The merged firm, to be known as Lewis Roca Rothgerber, will have approximately 250 attorneys in nine offices spread across Arizona, California, Colorado, Nevada, New Mexico, and Wyoming.

"We've been around for a long, long time and have watched a number of our fellow firms in this part of the world become part of a larger organization," says Baumann, who joined Rothgerber in 1982 after moving to Denver from New York. And until now, "we’ve always taken a pass."

That attitude changed a year and a half ago, Baumann says, when the firm began consulting with professional services advisers at Catapult Growth Partners about how the firm should grow and opted to expand through a merger.

After combining, Baumann will serve as chair of the firm's nine-person executive committee, with Lewis and Roca's current head, Kenneth Van Winkle, running the firm's operations as managing partner.

Creating a unified partnership should be relatively straightforward, Van Winkle says, because the two firms "mirror" one another. Both have two-tier partnerships with a minority of income partners, open partnerships that make information easy to come by, and similar approaches to doling out compensation. Neither the 71 Lewis and Roca partners with equity status nor the Rothgerber 36 partners with the same designation will be de-equitized, Van Winkle says, and no staff layoffs are expected.

Major practice areas at the combined firm will include banking, insurance, real estate, intellectual property, gaming, and work for religious institutions.

Lewis and Roca, whose clients include Prudential Insurance Co. of America, Wells Fargo, and U.S. Airways, has been shrinking gradually over the past few years. In 2009 the firm debuted on The American Lawyer's Am Law 200 as the 194th highest-grossing firm in the country, with 207 lawyers and $105 million in revenue for fiscal 2008. By the fiscal year 2011, the firm's revenue had fallen to $90 million, and last year, its numbers declined to the point that it didn't qualify for the list.

Van Winkle says Lewis and Roca, like other firms in the Southwest, was hit hard by the economic downturn. Since conducting a round of staff and associate layoffs in early 2009, the firm has adjusted its numbers through attrition, he says, while also engaging in some expansion, including launching a Silicon Valley office in 2009 with hires from White & Case: "Since (the downturn), we’ve worked hard to adapt the firm to make sure we can provide the services to our clients by the right people, in the right practice areas and with the value we expect."

Lewis and Roca expanded once before through a merger, with a 2007 combination that involved a smaller firm, 34-lawyer Nevada shop Beckley Singleton.

Both Denver and Phoenix have seen multiple law firm mergers in recent years. In January, Detroit-based Dickinson Wright combined with 60-lawyer Phoenix firm Mariscal, Weeks, McIntyre & Friedlander, a move that local recruiter Phyllis Hawkins told The Am Law Daily at the time exemplified a trend toward firms based in the Midwest, rather than those in larger markets, showing interest in Arizona.
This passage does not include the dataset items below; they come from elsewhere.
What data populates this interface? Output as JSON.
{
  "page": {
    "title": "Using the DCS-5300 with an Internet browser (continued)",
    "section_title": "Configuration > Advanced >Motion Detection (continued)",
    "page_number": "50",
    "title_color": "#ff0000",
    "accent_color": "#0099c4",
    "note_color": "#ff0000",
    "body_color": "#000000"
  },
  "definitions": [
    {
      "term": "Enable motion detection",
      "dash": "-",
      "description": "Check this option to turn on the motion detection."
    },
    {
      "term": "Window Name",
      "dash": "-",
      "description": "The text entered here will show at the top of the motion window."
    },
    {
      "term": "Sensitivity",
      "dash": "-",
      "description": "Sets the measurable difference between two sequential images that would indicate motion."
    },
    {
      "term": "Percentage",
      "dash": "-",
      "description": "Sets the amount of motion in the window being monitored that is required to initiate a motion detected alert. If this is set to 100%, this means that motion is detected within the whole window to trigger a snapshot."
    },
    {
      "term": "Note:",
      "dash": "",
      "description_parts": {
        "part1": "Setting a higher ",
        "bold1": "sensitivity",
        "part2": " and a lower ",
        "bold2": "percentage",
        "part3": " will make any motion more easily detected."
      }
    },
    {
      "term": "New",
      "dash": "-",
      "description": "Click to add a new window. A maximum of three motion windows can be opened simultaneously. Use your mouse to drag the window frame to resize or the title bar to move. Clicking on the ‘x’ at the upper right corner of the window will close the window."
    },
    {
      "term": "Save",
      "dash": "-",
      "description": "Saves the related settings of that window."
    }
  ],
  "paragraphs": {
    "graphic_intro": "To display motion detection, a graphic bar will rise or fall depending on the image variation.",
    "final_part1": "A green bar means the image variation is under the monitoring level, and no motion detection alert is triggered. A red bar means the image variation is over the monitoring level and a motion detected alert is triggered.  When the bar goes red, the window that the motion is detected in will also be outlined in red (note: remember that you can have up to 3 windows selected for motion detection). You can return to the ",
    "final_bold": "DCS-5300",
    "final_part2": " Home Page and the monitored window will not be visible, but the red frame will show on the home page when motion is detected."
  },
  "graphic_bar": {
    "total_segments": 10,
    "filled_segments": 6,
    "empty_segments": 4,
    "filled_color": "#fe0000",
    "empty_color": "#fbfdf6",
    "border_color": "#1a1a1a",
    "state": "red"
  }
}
Last year's mergers or mass hires in the Colorado market included Lathrop & Gage acquiring seven-lawyer Denver intellectual property boutique Greenlee Sullivan; Stinson Morrison launching in Denver with the the addition of a 12-person team from Colorado firm Jones & Keller; and Bryan Cave absorbing 175-lawyer Holme Roberts & Owen.

As The Am Law Daily reported earlier this month, legal consultancy Altman Weil's latest report on the law firm merger market indicated that 2013 could see a record number of such tie-ups.